The vaccines are given to newborns under the Kenya Expanded Programme on Immunization (KEPI) to provide immunization against six killer diseases of childhood, namely tuberculosis, polio, diphtheria, whooping cough, tetanus and measles.
It was however not all gloomy, as Kenya was commended globally for achieving viral suppression in HIV treatment and adherence, at International AIDS conference in Munich, Germany.

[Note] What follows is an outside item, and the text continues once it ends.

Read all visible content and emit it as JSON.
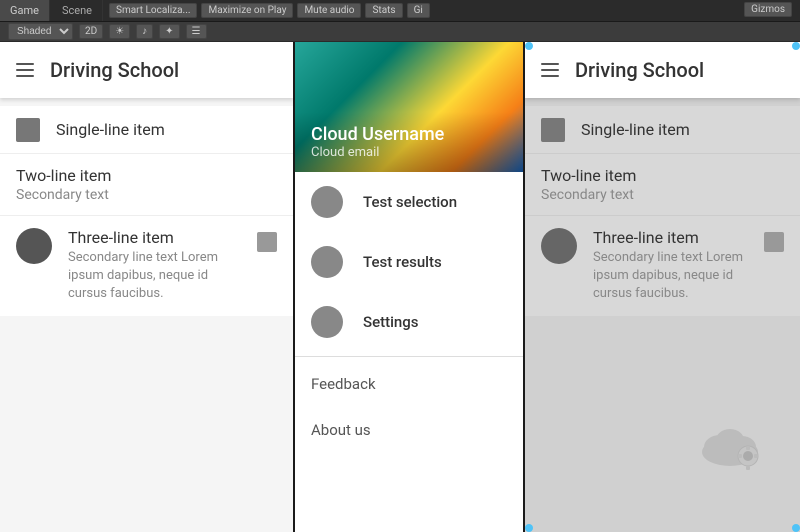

The United Nations Aids (UNAIDS) targets of 95-95-95 epidemic control progress report launched in Munich show that Kenya has achieved 97-97-94 against a target of 95-90-86.
The targets ensure that at least 95 per cent of the population know their HIV status, 95 per cent are put on treatment and 95 per cent have their viral loads suppressed.
In 2023, 1,378,457 Kenyans were living with HIV of whom 1,336,681 were on treatment, a gradual increase from 1.2 million in 2022.